There are three discrete cases to consider with regard to the relationship between $b$ and $c$:

1. $b = c$
2. $b > c$
3. $b < c$

Consider what each case implies:

1. $b = c \implies b^2 = bc = a \implies b = c = \sqrt{a}$. That is, $a$ is a perfect square.
2. $b > c \implies bc > c^2 \implies a > c^2 \implies c < \sqrt{a}$
3. $b < c \implies b^2 < bc = a \implies b < \sqrt{a}$

Cases 2 and 3 can be thought of as mirrors of each other, so it suffices to consider just one of them without loss of generality. If one factor is strictly smaller than $\sqrt{a}$, the other must be strictly greater than $\sqrt{a}$.

Case 1: By the fundamental theorem of arithmetic, there exists a prime number $p$ such that $1 < p \leq b = c$ such that $p|b$ (and, by equivalence, $p|c$). Since $p|b$ and $b|a$, we have that $p|a$. Moreover, $1 < p \leq b \leq \sqrt{a}$. Therefore, if $a$ is composite, it must have a prime factor less than or equal to $\sqrt{a}$.

Case 2 and 3: By similar reasoning, and without loss of generality, consider $b < \sqrt{a}$. Once again, there exists a prime number $q$ such that $1 < q \leq b < \sqrt{a}$. And again, $q|a$. Therefore, if $a$ is composite, it must have a prime factor less than $\sqrt{a}$.

Putting all these cases together, $a$ being composite implies that there must exist some prime factor $p$, $1 < p \leq \sqrt{a}$, such that $p|a$. So to test if $a$ is prime, all we need to do is check if any integers in $2, 3, ..., \sqrt{a}$ divide $a$. If any of them do, then $a$ must be composite.

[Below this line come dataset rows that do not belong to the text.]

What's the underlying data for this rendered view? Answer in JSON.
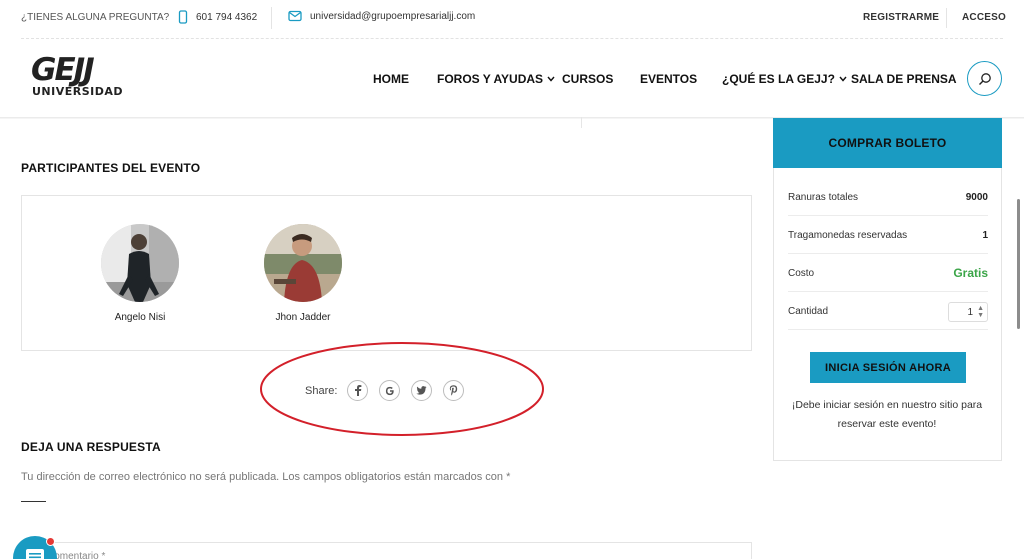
{
  "topbar": {
    "question": "¿TIENES ALGUNA PREGUNTA?",
    "phone": "601 794 4362",
    "email": "universidad@grupoempresarialjj.com",
    "register": "REGISTRARME",
    "login": "ACCESO"
  },
  "logo": {
    "mark": "GEJJ",
    "subtitle": "UNIVERSIDAD"
  },
  "nav": {
    "home": "HOME",
    "forums": "FOROS Y AYUDAS",
    "courses": "CURSOS",
    "events": "EVENTOS",
    "about": "¿QUÉ ES LA GEJJ?",
    "press": "SALA DE PRENSA"
  },
  "participants": {
    "title": "PARTICIPANTES DEL EVENTO",
    "people": [
      {
        "name": "Angelo Nisi"
      },
      {
        "name": "Jhon Jadder"
      }
    ]
  },
  "share": {
    "label": "Share:",
    "icons": [
      "facebook-icon",
      "google-icon",
      "twitter-icon",
      "pinterest-icon"
    ]
  },
  "reply": {
    "title": "DEJA UNA RESPUESTA",
    "notice": "Tu dirección de correo electrónico no será publicada. Los campos obligatorios están marcados con *",
    "comment_placeholder": "Comentario *"
  },
  "sidebar": {
    "buy_button": "COMPRAR BOLETO",
    "rows": [
      {
        "label": "Ranuras totales",
        "value": "9000"
      },
      {
        "label": "Tragamonedas reservadas",
        "value": "1"
      },
      {
        "label": "Costo",
        "value": "Gratis"
      },
      {
        "label": "Cantidad",
        "value": "1"
      }
    ],
    "login_button": "INICIA SESIÓN AHORA",
    "login_note": "¡Debe iniciar sesión en nuestro sitio para reservar este evento!"
  },
  "colors": {
    "accent": "#1a9bc2",
    "free": "#3ba548",
    "annotation": "#d3202a"
  }
}
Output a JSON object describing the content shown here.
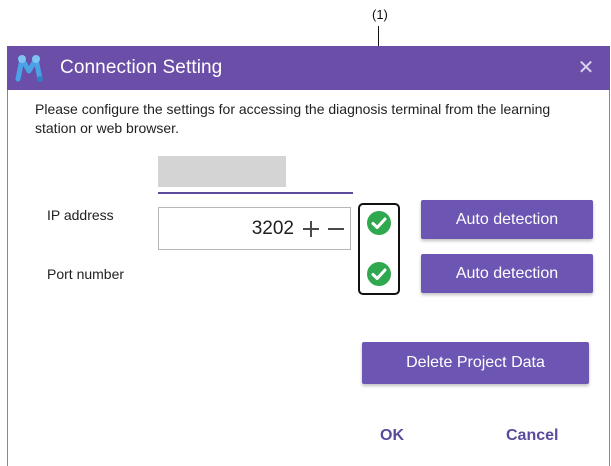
{
  "annotation": {
    "callout": "(1)"
  },
  "window": {
    "title": "Connection Setting",
    "close_glyph": "✕"
  },
  "description": "Please configure the settings for accessing the diagnosis terminal from the learning station or web browser.",
  "ip": {
    "label": "IP address",
    "value": "",
    "status_icon": "check-circle-icon",
    "button_label": "Auto detection"
  },
  "port": {
    "label": "Port number",
    "value": "3202",
    "status_icon": "check-circle-icon",
    "button_label": "Auto detection"
  },
  "actions": {
    "delete_label": "Delete Project Data",
    "ok_label": "OK",
    "cancel_label": "Cancel"
  },
  "colors": {
    "accent": "#6c55b3",
    "titlebar": "#6a4ea8",
    "check": "#2fa84f"
  }
}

Otherwise, $a$ must be prime.

Answer 6

Since $(\sqrt{n})^2=n$ , it's the geometric mean of any product of two numbers that multiply to $n$ . Means generally, are a central tendency marker, and so need at least 1 input below them. Similarly, the only way a number $n$ can have more than $k$ prime factors, is if one is below $\sqrt[k+1]{n}$ . So you know all numbers that are semiprime or prime by $\sqrt[3]{n}$ .

Answer 7

If you list the factors of $n $, notice that $\lfloor\sqrt n \rfloor$ is in the middle. And once you pass $\sqrt n $, the pairs of factors just repeat, since every factor less than it has to be paired with one greater than it.